2015 Marshall Urist Young Investigator Award: Prognostication in Patients With Long Bone Metastases: Does a Boosting Algorithm Improve Survival Estimates?

BACKGROUND: Survival estimation guides surgical decision-making in metastatic bone disease. Traditionally, classic scoring systems, such as the Bauer score, provide survival estimates based on a summary score of prognostic factors. Identification of new factors might improve the accuracy of these models. Additionally, the use of different algorithms--nomograms or boosting algorithms--could further improve accuracy of prognostication relative to classic scoring systems. A nomogram is an extension of a classic scoring system and generates a more-individualized survival probability based on a patient's set of characteristics using a figure. Boosting is a method that automatically trains to classify outcomes by applying classifiers (variables) in a sequential way and subsequently combines them. A boosting algorithm provides survival probabilities based on every possible combination of variables. QUESTIONS/PURPOSES: We wished to (1) assess factors independently associated with decreased survival in patients with metastatic long bone fractures and (2) compare the accuracy of a classic scoring system, nomogram, and boosting algorithms in predicting 30-, 90-, and 365-day survival.
METHODS: We included all 927 patients in our retrospective study who underwent surgery for a metastatic long bone fracture at two institutions between January 1999 and December 2013. We included only the first procedure if patients underwent multiple surgical procedures or had more than one fracture. Median followup was 8 months (interquartile range, 3-25 months); 369 of 412 (90%) patients who where alive at 1 year were still in followup. Multivariable Cox regression analysis was used to identify clinical and laboratory factors independently associated with decreased survival. We created a classic scoring system, nomogram, and boosting algorithms based on identified variables. Accuracy of the algorithms was assessed using area under the curve analysis through fivefold cross validation.
RESULTS: The following factors were associated with a decreased likelihood of survival after surgical treatment of a metastatic long bone fracture, after controlling for relevant confounding variables: older age (hazard ratio [HR], 1.0; 95% CI, 1.0-1.0; p < 0.001), additional comorbidity (HR, 1.2; 95% CI, 1.0-1.4; p = 0.034), BMI less than 18.5 kg/m(2) (HR, 2.0; 95% CI, 1.2-3.5; p = 0.011), tumor type with poor prognosis (HR, 1.8; 95% CI, 1.6-2.2; p < 0.001), multiple bone metastases (HR, 1.3; 95% CI, 1.1-1.6; p = 0.008), visceral metastases (HR, 1.6; 95% CI, 1.4-1.9; p < 0.001), and lower hemoglobin level (HR, 0.91; 95% CI, 0.87-0.96; p < 0.001). The survival estimates by the nomogram were moderately accurate for predicting 30-day (area under the curve [AUC], 0.72), 90-day (AUC, 0.75), and 365-day (AUC, 0.73) survival and remained stable after correcting for optimism through fivefold cross validation. Boosting algorithms were better predictors of survival on the training datasets, but decreased to a performance level comparable to the nomogram when applied on testing datasets for 30-day (AUC, 0.69), 90-day (AUC, 0.75), and 365-day (AUC, 0.72) survival prediction. Performance of the classic scoring system was lowest for all prediction periods.

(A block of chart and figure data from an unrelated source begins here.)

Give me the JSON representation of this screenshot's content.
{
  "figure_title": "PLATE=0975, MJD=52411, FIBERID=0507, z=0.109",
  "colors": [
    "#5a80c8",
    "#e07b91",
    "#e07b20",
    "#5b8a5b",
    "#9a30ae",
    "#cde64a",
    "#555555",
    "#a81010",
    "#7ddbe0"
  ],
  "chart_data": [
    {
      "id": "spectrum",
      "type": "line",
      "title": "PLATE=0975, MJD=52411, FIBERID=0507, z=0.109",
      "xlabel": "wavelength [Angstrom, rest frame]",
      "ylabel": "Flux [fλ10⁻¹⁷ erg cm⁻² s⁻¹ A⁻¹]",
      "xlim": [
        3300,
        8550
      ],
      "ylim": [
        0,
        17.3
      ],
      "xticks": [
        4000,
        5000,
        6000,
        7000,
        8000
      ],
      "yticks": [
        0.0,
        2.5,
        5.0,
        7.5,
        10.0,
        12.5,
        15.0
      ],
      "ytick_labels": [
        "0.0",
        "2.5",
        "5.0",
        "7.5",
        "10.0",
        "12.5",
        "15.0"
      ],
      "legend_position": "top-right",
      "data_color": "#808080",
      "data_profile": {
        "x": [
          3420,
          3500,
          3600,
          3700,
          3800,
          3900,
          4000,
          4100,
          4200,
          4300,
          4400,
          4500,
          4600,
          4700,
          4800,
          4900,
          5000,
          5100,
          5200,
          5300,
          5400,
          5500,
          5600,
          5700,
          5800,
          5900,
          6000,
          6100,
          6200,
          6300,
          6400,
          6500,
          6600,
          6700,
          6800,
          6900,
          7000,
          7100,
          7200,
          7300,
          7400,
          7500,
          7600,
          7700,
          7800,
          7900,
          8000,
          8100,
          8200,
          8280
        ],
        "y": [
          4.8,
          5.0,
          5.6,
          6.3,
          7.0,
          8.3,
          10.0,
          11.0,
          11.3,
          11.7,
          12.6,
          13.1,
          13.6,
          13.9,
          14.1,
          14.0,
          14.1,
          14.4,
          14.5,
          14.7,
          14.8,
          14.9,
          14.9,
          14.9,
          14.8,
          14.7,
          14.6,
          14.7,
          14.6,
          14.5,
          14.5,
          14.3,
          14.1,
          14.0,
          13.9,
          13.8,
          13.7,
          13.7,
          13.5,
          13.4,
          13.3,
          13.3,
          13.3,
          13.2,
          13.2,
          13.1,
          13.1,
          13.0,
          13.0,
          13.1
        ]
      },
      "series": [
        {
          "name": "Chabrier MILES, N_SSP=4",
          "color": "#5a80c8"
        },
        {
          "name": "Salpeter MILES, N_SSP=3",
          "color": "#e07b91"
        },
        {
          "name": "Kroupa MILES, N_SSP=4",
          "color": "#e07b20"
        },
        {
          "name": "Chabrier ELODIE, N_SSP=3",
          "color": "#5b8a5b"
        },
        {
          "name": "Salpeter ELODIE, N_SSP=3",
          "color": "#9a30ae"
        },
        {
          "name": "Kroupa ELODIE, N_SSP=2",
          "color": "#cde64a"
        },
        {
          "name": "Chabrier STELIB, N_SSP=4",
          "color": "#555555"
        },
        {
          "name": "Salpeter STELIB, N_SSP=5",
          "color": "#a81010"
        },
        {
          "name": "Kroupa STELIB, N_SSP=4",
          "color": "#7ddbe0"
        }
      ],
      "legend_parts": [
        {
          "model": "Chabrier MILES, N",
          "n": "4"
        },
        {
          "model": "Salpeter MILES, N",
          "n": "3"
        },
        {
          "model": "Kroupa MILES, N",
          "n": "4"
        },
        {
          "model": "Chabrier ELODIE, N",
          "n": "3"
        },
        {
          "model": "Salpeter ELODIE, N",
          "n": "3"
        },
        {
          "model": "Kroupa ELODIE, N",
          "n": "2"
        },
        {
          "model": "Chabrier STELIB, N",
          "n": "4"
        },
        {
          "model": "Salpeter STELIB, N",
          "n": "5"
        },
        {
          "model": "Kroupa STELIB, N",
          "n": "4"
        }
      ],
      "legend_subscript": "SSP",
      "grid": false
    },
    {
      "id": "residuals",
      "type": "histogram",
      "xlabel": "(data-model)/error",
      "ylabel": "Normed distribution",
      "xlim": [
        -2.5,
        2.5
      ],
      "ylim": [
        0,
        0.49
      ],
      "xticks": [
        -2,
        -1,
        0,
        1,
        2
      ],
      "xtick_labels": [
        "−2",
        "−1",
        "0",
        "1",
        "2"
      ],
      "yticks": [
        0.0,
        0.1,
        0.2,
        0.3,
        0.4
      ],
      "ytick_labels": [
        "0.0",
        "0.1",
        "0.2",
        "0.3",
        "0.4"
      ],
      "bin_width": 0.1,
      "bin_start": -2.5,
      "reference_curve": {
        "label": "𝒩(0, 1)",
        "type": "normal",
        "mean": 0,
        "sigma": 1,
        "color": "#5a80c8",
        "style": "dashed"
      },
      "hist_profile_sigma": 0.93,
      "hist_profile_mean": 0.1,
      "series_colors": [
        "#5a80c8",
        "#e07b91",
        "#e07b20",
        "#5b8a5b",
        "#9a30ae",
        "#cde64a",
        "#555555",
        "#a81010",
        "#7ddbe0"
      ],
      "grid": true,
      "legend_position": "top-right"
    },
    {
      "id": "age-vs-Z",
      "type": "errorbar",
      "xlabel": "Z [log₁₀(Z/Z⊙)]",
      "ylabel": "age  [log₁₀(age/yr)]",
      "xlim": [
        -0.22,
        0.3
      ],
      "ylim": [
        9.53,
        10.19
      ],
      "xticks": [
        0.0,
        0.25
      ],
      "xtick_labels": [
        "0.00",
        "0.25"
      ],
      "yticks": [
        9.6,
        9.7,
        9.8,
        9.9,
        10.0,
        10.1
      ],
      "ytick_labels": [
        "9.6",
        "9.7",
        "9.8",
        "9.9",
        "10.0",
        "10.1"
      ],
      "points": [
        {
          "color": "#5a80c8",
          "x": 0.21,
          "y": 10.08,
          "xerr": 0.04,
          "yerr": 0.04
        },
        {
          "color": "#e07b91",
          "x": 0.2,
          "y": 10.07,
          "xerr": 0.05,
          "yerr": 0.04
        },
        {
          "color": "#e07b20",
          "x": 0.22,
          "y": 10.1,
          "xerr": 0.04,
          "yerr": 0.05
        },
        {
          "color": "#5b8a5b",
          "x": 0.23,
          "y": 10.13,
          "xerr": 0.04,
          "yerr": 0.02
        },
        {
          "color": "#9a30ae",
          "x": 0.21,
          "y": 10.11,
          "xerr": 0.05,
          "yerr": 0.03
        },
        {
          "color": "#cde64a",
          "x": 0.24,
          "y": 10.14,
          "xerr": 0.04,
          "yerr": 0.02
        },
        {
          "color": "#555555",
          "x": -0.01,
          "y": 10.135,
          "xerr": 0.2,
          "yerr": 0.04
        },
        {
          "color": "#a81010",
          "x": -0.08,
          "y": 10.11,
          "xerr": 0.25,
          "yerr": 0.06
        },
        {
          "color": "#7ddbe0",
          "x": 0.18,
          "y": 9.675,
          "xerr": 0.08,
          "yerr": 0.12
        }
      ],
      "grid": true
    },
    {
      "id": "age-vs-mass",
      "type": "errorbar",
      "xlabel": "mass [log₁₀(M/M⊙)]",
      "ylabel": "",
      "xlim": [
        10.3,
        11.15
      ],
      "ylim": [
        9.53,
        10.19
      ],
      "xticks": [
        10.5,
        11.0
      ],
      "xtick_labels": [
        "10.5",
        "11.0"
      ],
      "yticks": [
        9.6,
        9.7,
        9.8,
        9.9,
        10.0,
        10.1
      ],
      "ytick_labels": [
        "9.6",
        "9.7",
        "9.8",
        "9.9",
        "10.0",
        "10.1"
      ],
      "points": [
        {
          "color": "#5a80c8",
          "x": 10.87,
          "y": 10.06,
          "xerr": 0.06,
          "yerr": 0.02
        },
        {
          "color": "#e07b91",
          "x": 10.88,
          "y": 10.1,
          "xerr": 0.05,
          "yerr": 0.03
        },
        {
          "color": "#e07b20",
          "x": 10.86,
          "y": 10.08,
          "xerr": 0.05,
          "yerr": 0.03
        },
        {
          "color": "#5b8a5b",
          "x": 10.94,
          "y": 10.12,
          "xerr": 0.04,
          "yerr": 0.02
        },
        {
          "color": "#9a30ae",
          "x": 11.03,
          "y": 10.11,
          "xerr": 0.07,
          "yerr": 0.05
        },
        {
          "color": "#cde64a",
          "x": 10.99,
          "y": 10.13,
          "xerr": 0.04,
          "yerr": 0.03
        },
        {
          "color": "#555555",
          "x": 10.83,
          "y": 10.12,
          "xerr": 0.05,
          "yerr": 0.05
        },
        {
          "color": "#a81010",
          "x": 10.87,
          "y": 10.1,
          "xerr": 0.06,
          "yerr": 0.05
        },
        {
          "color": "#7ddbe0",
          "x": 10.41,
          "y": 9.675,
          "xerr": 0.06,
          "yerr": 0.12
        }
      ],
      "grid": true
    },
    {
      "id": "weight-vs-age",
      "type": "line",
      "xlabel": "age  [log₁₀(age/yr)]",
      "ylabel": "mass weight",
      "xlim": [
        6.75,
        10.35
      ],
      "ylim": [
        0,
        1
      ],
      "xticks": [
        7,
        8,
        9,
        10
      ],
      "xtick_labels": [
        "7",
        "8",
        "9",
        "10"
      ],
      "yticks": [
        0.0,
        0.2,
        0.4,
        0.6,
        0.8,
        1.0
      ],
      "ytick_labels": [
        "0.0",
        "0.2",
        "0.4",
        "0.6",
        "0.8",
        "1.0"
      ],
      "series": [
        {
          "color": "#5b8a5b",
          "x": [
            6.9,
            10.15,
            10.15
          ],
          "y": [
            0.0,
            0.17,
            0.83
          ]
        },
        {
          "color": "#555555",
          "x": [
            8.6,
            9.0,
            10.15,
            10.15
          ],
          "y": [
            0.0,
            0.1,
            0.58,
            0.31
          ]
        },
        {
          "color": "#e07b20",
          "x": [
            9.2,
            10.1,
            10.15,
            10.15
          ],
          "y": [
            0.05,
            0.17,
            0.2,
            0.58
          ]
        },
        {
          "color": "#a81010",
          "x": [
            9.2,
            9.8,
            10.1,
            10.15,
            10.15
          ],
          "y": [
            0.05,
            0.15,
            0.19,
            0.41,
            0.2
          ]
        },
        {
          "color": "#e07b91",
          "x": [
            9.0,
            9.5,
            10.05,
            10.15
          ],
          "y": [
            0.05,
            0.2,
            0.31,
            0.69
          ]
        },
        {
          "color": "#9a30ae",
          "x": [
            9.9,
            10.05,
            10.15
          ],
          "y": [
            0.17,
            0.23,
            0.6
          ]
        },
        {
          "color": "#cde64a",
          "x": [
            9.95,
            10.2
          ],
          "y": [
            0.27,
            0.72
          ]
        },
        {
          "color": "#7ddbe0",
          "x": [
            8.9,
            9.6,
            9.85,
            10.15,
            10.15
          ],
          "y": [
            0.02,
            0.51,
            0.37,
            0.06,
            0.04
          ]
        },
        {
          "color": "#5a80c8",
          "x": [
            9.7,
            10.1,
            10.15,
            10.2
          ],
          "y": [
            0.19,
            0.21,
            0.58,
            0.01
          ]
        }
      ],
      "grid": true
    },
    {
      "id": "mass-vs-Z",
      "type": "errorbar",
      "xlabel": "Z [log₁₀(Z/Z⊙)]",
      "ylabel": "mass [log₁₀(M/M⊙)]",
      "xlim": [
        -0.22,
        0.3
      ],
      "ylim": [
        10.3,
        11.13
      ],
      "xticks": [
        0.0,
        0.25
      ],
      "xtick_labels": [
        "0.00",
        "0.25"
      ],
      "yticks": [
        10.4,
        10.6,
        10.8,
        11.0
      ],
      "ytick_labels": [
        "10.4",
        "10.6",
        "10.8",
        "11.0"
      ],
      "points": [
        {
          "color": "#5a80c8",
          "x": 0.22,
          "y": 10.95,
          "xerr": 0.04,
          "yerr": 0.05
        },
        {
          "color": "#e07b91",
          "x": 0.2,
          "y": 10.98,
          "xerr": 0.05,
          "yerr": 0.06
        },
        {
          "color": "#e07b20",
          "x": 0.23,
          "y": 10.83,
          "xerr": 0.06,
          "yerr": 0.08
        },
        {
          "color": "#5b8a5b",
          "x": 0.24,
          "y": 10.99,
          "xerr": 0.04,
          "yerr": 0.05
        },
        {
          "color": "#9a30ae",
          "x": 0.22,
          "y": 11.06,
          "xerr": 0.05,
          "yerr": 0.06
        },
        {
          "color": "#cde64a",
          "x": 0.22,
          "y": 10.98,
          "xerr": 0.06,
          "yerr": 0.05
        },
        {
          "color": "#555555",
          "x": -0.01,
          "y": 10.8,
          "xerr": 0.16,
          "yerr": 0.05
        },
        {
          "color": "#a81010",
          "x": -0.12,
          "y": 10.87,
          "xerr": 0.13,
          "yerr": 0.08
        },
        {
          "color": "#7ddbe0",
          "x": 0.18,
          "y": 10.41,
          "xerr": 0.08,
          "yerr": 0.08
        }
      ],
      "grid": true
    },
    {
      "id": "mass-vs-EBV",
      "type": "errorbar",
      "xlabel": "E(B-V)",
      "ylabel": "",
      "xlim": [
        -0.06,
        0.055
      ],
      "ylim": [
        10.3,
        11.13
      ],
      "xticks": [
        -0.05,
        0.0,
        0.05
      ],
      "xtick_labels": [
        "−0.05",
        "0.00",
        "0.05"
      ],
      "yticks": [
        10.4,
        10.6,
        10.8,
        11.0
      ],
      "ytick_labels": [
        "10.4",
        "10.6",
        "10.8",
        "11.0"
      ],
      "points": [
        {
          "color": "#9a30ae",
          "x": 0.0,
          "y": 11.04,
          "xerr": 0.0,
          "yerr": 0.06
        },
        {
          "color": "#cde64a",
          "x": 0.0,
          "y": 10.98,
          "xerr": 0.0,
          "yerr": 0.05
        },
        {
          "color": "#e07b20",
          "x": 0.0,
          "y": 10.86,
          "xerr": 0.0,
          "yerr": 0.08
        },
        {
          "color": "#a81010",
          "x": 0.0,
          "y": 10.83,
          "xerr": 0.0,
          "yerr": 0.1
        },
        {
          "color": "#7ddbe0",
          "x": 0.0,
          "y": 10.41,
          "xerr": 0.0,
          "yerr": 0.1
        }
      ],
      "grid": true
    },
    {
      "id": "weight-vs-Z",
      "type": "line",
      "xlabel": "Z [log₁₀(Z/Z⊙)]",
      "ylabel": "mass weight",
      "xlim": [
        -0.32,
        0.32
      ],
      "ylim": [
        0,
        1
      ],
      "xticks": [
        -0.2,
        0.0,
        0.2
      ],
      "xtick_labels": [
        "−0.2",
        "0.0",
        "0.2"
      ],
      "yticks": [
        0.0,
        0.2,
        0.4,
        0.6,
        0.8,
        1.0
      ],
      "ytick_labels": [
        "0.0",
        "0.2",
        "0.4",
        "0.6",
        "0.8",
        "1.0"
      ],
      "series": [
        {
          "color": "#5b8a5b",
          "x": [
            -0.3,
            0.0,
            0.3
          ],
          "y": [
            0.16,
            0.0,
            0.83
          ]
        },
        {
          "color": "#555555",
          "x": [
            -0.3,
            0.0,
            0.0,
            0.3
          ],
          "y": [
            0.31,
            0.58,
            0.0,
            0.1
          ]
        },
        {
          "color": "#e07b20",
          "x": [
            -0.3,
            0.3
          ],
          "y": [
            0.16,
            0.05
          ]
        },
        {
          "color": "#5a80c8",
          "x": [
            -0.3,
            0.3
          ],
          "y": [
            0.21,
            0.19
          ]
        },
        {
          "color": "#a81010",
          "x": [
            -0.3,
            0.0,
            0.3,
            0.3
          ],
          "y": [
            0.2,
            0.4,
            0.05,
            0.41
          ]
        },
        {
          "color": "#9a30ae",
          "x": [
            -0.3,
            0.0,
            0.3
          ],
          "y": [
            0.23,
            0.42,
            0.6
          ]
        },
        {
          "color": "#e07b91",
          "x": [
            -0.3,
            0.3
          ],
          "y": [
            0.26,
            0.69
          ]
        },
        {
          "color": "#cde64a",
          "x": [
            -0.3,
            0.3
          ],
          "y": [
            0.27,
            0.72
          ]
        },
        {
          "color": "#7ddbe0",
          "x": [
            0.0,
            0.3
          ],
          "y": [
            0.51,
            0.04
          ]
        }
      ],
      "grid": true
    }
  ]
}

CONCLUSIONS: Comorbidity status and BMI are newly identified factors associated with decreased survival and should be taken into account when estimating survival. Performance of the boosting algorithms and nomogram were comparable on the testing datasets. However, the nomogram is easier to apply and therefore more useful to aid surgical decision making in clinical practice. LEVEL OF EVIDENCE: Level III, prognostic study.